La historia universal puede ser vista como una serie interminable de fenómenos de mestizaje y aculturación. Además de las innumerables mezclas étnicas, se ha dado igual cantidad de procesos mediante los cuales una sociedad recibe la influencia de una cultura que le es militar, técnica y logísticamente superior. Cultura significa también cambio, contacto con lo foráneo, comprensión de lo extraño. El mestizaje puede ser obviamente traumático, pero también enriquecedor. Se podría aseverar que las sociedades más exitosas, como las de Europa Occidental, han sido aquellas que han experimentado un número relativamente elevado de procesos de aculturación y que los individuos más aptos son los que tienen una multiplicidad de roles. El tratar de volver a una identidad previa a toda transculturación es, por lo tanto, un esfuerzo vano, anacrónico y hasta irracional: se puede pasar rápidamente de las reivindicaciones anti-imperialistas a las obsesiones nacionalistas y a los monstruosos ensayos de limpieza étnica por la fuerza de las armas.

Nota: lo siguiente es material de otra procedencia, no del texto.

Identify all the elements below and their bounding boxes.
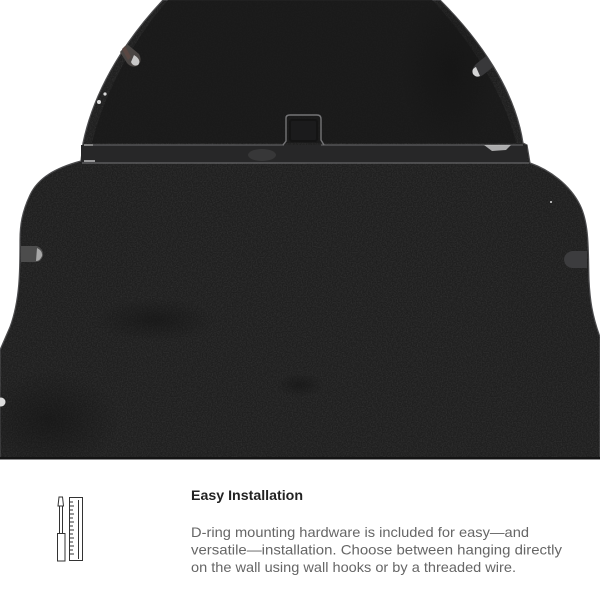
body text	[191, 524, 562, 575]
clip: upper right	[472, 56, 493, 77]
upper dome shading	[92, 0, 516, 143]
clip: left side	[21, 246, 43, 262]
heading: Easy Installation	[191, 487, 303, 503]
horizontal hanging bar	[81, 145, 529, 163]
clip: right side	[564, 251, 587, 268]
clip: upper left	[120, 44, 141, 67]
body text: D-ring mounting hardware is included for easy—and	[191, 524, 529, 540]
edge highlights	[0, 92, 552, 407]
icon: screwdriver	[58, 497, 65, 561]
mirror back panel	[0, 0, 600, 459]
icon: screwdriver and ruler	[58, 497, 82, 561]
photo: back of mirror	[0, 0, 600, 470]
body text: on the wall using wall hooks or by a threaded wire.	[191, 559, 516, 575]
icon: ruler	[70, 498, 82, 560]
body text: versatile—installation. Choose between hanging directly	[191, 542, 562, 558]
D-ring hanger	[283, 115, 324, 145]
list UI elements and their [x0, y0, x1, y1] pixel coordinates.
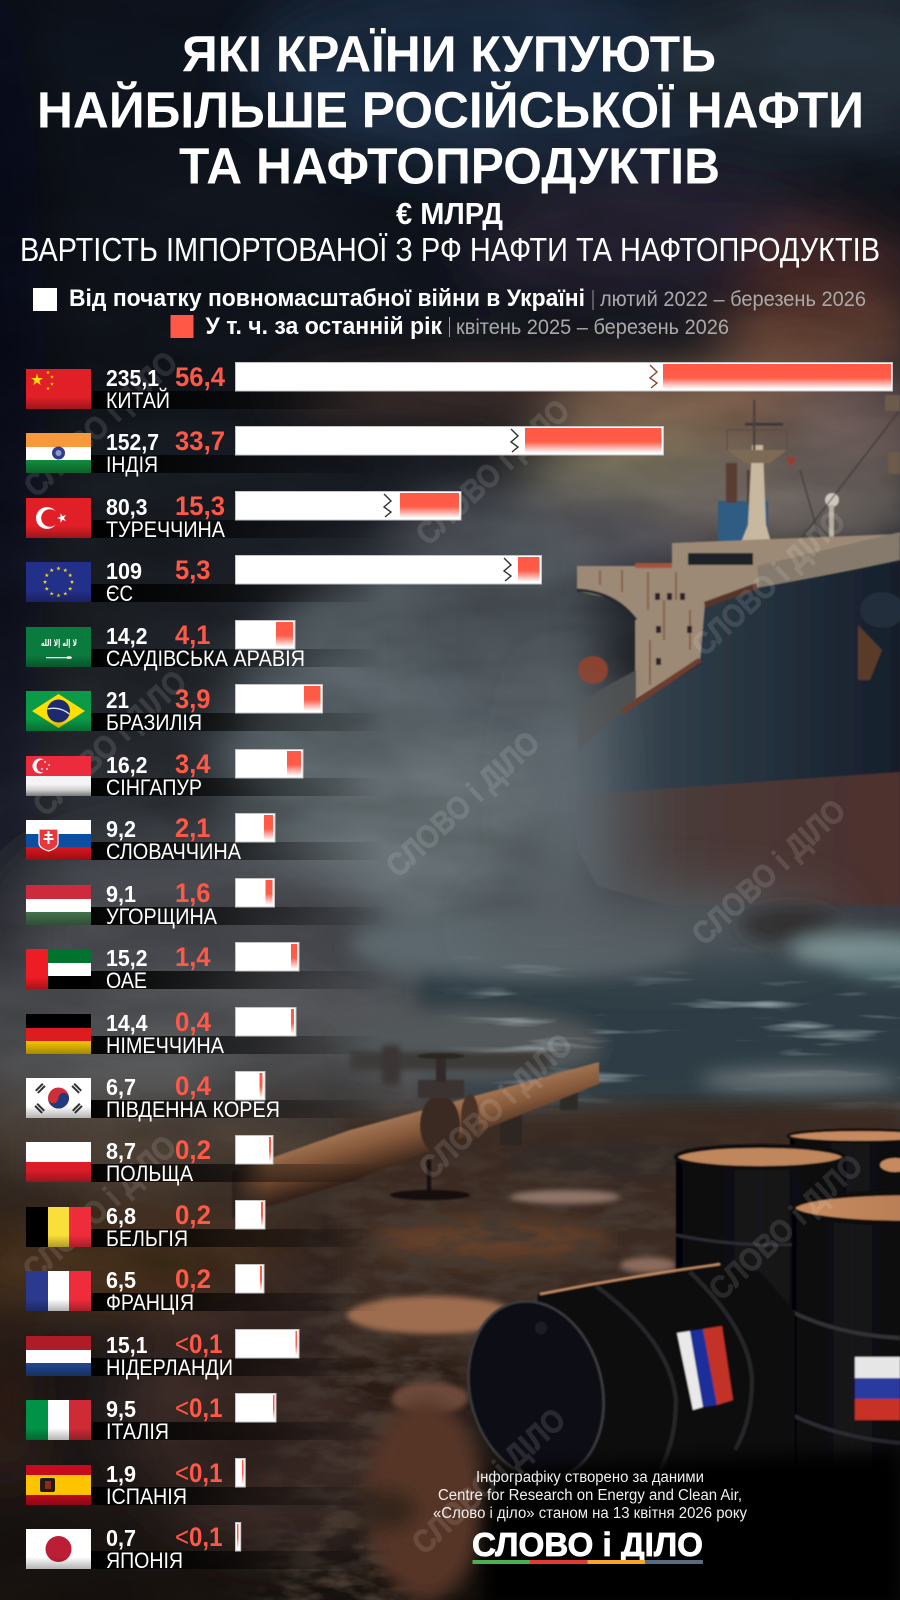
row: UAE	[26, 942, 391, 993]
row: South Korea	[26, 1071, 391, 1122]
unit heading: € МЛРД	[396, 197, 503, 231]
row: Hungary	[26, 878, 391, 929]
bar: Singapore	[236, 750, 303, 778]
background: rough sea	[340, 913, 900, 1110]
row: Saudi Arabia	[26, 620, 391, 671]
bar: India	[236, 426, 664, 455]
row: Slovakia: СЛОВАЧЧИНА	[106, 839, 241, 864]
watermarks	[16, 344, 869, 1561]
flag: Netherlands	[26, 1336, 91, 1376]
row: EU	[26, 555, 542, 606]
row: Saudi Arabia: САУДІВСЬКА АРАВІЯ	[106, 646, 305, 671]
row: Italy: ІТАЛІЯ	[106, 1419, 169, 1444]
bar: Germany	[236, 1008, 296, 1036]
row: Germany: 14,4	[106, 1010, 148, 1036]
flag: Turkey	[26, 498, 91, 538]
title: НАЙБІЛЬШЕ РОСІЙСЬКОЇ НАФТИ	[37, 80, 864, 138]
row: Poland: ПОЛЬЩА	[106, 1161, 193, 1186]
row: Turkey	[26, 491, 461, 542]
flag: India	[26, 433, 91, 473]
watermarks: СЛОВО і ДІЛО	[409, 392, 576, 552]
background: muddy shore and puddles	[220, 1108, 900, 1600]
row: Belgium: 0,2	[175, 1200, 211, 1230]
row: India: ІНДІЯ	[106, 452, 158, 477]
bar: EU	[236, 556, 542, 584]
watermarks: СЛОВО і ДІЛО	[412, 1026, 579, 1186]
watermarks: СЛОВО і ДІЛО	[16, 1128, 183, 1288]
bar: Slovakia	[236, 814, 275, 842]
watermarks: СЛОВО і ДІЛО	[685, 503, 852, 663]
row: Japan: ЯПОНІЯ	[106, 1548, 183, 1573]
row: China: 235,1	[106, 365, 159, 391]
row: Japan: 0,7	[106, 1525, 136, 1551]
row: Italy: 9,5	[106, 1396, 136, 1422]
row: UAE: ОАЕ	[106, 968, 147, 993]
bar: Poland	[236, 1136, 273, 1164]
row: Turkey: 80,3	[106, 494, 148, 520]
row: Netherlands: НІДЕРЛАНДИ	[106, 1355, 233, 1380]
row: India: 33,7	[175, 426, 225, 456]
row: Singapore: СІНГАПУР	[106, 775, 202, 800]
row: France: 0,2	[175, 1264, 211, 1294]
row: Slovakia	[26, 813, 391, 864]
flag: China	[26, 369, 91, 409]
row: Japan	[26, 1522, 391, 1573]
row: Germany: НІМЕЧЧИНА	[106, 1033, 224, 1058]
row: Slovakia: 9,2	[106, 816, 136, 842]
row: Spain	[26, 1458, 391, 1509]
row: Spain: ІСПАНІЯ	[106, 1484, 187, 1509]
bar: Saudi Arabia	[236, 620, 295, 649]
row: EU: 5,3	[175, 555, 210, 585]
row: Brazil	[26, 684, 391, 735]
row: Netherlands: <0,1	[175, 1329, 222, 1359]
bar: Spain	[236, 1458, 245, 1487]
background: black oil barrels with Russian flags	[450, 1130, 900, 1600]
flag: Belgium	[26, 1207, 91, 1247]
row: Japan: <0,1	[175, 1522, 222, 1552]
legend: last year: У т. ч. за останній рік	[206, 313, 443, 340]
watermarks: СЛОВО і ДІЛО	[405, 1401, 572, 1561]
row: Turkey: 15,3	[175, 491, 225, 521]
row: Italy	[26, 1393, 391, 1444]
bar: Brazil	[236, 684, 322, 713]
row: Turkey: ТУРЕЧЧИНА	[106, 517, 225, 542]
flag: Saudi Arabia: لا إله إلا الله	[41, 639, 77, 649]
bar: Italy	[236, 1394, 276, 1422]
source note: Centre for Research on Energy and Clean Air,	[438, 1487, 742, 1504]
row: UAE: 1,4	[175, 942, 210, 972]
row: Brazil: БРАЗИЛІЯ	[106, 710, 202, 735]
flag: France	[26, 1271, 91, 1311]
lying barrel	[450, 1262, 795, 1500]
bar: UAE	[236, 942, 299, 971]
legend: last year: квітень 2025 – березень 2026	[456, 315, 729, 339]
row: Spain: <0,1	[175, 1458, 222, 1488]
row: Singapore	[26, 749, 391, 800]
logo: Слово і Діло: СЛОВО і ДІЛО	[472, 1527, 703, 1564]
row: Saudi Arabia: 14,2	[106, 623, 148, 649]
row: Hungary: УГОРЩИНА	[106, 904, 217, 929]
row: China: КИТАЙ	[106, 388, 170, 413]
watermarks: СЛОВО і ДІЛО	[17, 344, 184, 504]
ship superstructure	[577, 532, 900, 760]
bar: Netherlands	[236, 1330, 299, 1358]
row: India: 152,7	[106, 429, 159, 455]
bar: Belgium	[236, 1200, 265, 1229]
bar: South Korea	[236, 1072, 265, 1100]
row: Germany: 0,4	[175, 1007, 211, 1037]
watermarks: СЛОВО і ДІЛО	[685, 792, 852, 952]
row: China	[26, 362, 892, 413]
row: Slovakia: 2,1	[175, 813, 210, 843]
legend: last year	[170, 313, 729, 340]
row: France	[26, 1264, 391, 1315]
flag: Singapore	[26, 756, 91, 796]
row: South Korea: 0,4	[175, 1071, 211, 1101]
row: Saudi Arabia: 4,1	[175, 620, 210, 650]
flag: South Korea	[26, 1078, 91, 1118]
flag: Brazil	[26, 691, 91, 731]
background: rusty pipeline with valve	[232, 1045, 599, 1218]
flag: Saudi Arabia	[26, 627, 91, 667]
flag: Poland	[26, 1142, 91, 1182]
legend: whole war period	[33, 285, 866, 312]
row: Hungary: 1,6	[175, 878, 210, 908]
watermarks: СЛОВО і ДІЛО	[379, 724, 546, 884]
row: Netherlands: 15,1	[106, 1332, 148, 1358]
flag: Italy	[26, 1400, 91, 1440]
row: Germany	[26, 1007, 391, 1058]
flag: Germany	[26, 1014, 91, 1054]
row: Poland	[26, 1135, 391, 1186]
flag: EU	[26, 562, 91, 602]
row: UAE: 15,2	[106, 945, 148, 971]
row: Hungary: 9,1	[106, 881, 136, 907]
flag: Japan	[26, 1529, 91, 1569]
row: EU: ЄС	[106, 581, 133, 606]
row: Singapore: 16,2	[106, 752, 148, 778]
row: Spain: 1,9	[106, 1461, 136, 1487]
row: Brazil: 21	[106, 687, 129, 713]
watermarks: СЛОВО і ДІЛО	[702, 1147, 869, 1307]
bar: Turkey	[236, 492, 461, 520]
row: India	[26, 426, 664, 477]
source note: Інфографіку створено за даними	[476, 1469, 704, 1486]
row: France: ФРАНЦІЯ	[106, 1290, 194, 1315]
source note	[433, 1469, 747, 1522]
fog over hull	[480, 670, 840, 961]
source note: «Слово і діло» станом на 13 квітня 2026 року	[433, 1505, 747, 1522]
flag: Spain	[26, 1465, 91, 1505]
row: Belgium: БЕЛЬГІЯ	[106, 1226, 188, 1251]
flag: Slovakia	[26, 820, 91, 860]
title: ЯКІ КРАЇНИ КУПУЮТЬ	[182, 26, 716, 82]
row: Belgium: 6,8	[106, 1203, 136, 1229]
row: Poland: 0,2	[175, 1135, 211, 1165]
flag: UAE	[26, 949, 91, 989]
row: Brazil: 3,9	[175, 684, 210, 714]
ship mast and funnel	[718, 395, 900, 546]
breaking wave	[700, 907, 900, 1092]
standing barrel	[792, 1193, 900, 1600]
row: Netherlands	[26, 1329, 391, 1380]
legend: whole war period: лютий 2022 – березень 2026	[600, 287, 866, 311]
row: South Korea: 6,7	[106, 1074, 136, 1100]
bar: China	[236, 362, 892, 391]
back barrels	[676, 1130, 900, 1308]
row: South Korea: ПІВДЕННА КОРЕЯ	[106, 1097, 280, 1122]
bar: France	[236, 1264, 264, 1293]
legend: whole war period: Від початку повномасштабної війни в Україні	[69, 285, 585, 312]
row: EU: 109	[106, 558, 142, 584]
background: rusty tanker ship	[480, 395, 900, 1092]
dark reflection on ground	[480, 1450, 900, 1600]
ship hull	[577, 562, 900, 905]
row: China: 56,4	[175, 362, 225, 392]
watermarks: СЛОВО і ДІЛО	[26, 663, 193, 823]
flag: Hungary	[26, 885, 91, 925]
title	[37, 26, 864, 194]
row: Poland: 8,7	[106, 1138, 136, 1164]
row: Belgium	[26, 1200, 391, 1251]
row: Singapore: 3,4	[175, 749, 210, 779]
title: ТА НАФТОПРОДУКТІВ	[179, 138, 720, 194]
bar: Japan	[236, 1522, 241, 1551]
bar: Hungary	[236, 878, 274, 907]
row: Italy: <0,1	[175, 1393, 222, 1423]
row: France: 6,5	[106, 1267, 136, 1293]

En el área andina estos decursos evolutivos han exhibido una enorme complejidad. La vida de uno de los primeros y más ilustres mestizos, el Inca Garcilaso de la Vega, mostró esa angustiosa yuxtaposición de herencias dispares, pero también la posibilidad de una síntesis fructífera. Personal y colectivamente hay varias estrategias para lidiar con este hecho: (1) el permanecer dentro de lo predeterminado por los agentes históricos y el propio destino de frustración; (2) el rebelarse inútilmente asediado por las obsesiones de un retorno a la identidad primigenia; y (3) el intentar un camino que combine el legado de los mayores con los avances civilizatorios de las sociedades exitosas del momento. Esta última posibilidad es la más habitual en el mundo contemporáneo: si se acepta que los actores sociales disponen de intencionalidades y preferencias propias y que no están totalmente acondicionados por la evolución histórico-cultural precedente, entonces es dable una senda de desarrollo sincretista que preserva algunos fragmentos de un legado con tendencias particulares y adopta algunos elementos de la civilización moderna de índole universalista.
En el mundo andino no son raros los movimientos indigenistas e indianistas que propagan un etnocentrismo militante. Después de muchos siglos de amarga humillación, es comprensible que surjan corrientes de estas características, que naturalmente se consagran a una apología ingenua del estado de cosas antes de la llegada de los conquistadores españoles. Pero a pesar de todo ello, las coerciones de la técnica moderna, la irradiación de valores normativos desde los centros metropolitanos y la necesidad de cohabitar con los mestizos y blancos del país respectivo han llevado a que una porción considerable de estos movimientos ingrese a la senda de la moderación y el compromiso, reconociendo la realidad inexorable de una sociedad multinacional y pluricultural, la validez y bondad de los valores universales y las ventajas de la cooperación con las otras comunidades étnico-culturales. El camino más promisorio parece ser el de aceptar la diversidad dentro de la unidad de los actuales estados. Pero este programa se ve y se verá fuertemente contrarrestado por la difusión de las normas y los valores modernos de orientación, por la expansión implacable de la llamada frontera agrícola, por la búsqueda cada día más intensa de recursos naturales y finalmente por la inmensa presión demográfica.
Son indudables los efectos negativos y hasta devastadores que de algún modo pueden ser asociados a la moderna lógica occidental, cuya aplicación en los países del Tercer Mundo ocurre habitualmente sin sus principios humanistas y sin su talante escéptico y autocrítico, lo que se manifiesta claramente en los desarreglos ecológicos que dimanan del intento de dominar y explotar el último rincón de la Tierra. Pero aquella lógica ha producido igualmente los derechos humanos, la democracia pluralista y la concepción del respeto a las minorías. Ya desde la segunda mitad del Siglo XX los grupos étnicos situados o mantenidos en una situación socio-económica discriminatoria comienzan a darse cuenta de las manifiestas ventajas que conlleva el universalismo occidental para defender sus intereses y acrecentar su participación en los usualmente magros frutos del crecimiento económico-técnico.
Es por eso que en el área andina los movimientos indigenistas han tomado paulatinamente un giro pragmático y conciliador. Estas corrientes moderadas ya no propugnan más la edificación de una comunidad homogénea basada en la pureza étnica de los grupos aborígenes, sino una sociedad compleja y cambiante con amplia tolerancia para todas las razas, las clases sociales, las regiones geográficas y los niveles civilizatorios. Aquí se insertan las amplias posibilidades de un mestizaje moderno y con algo de espíritu humanista.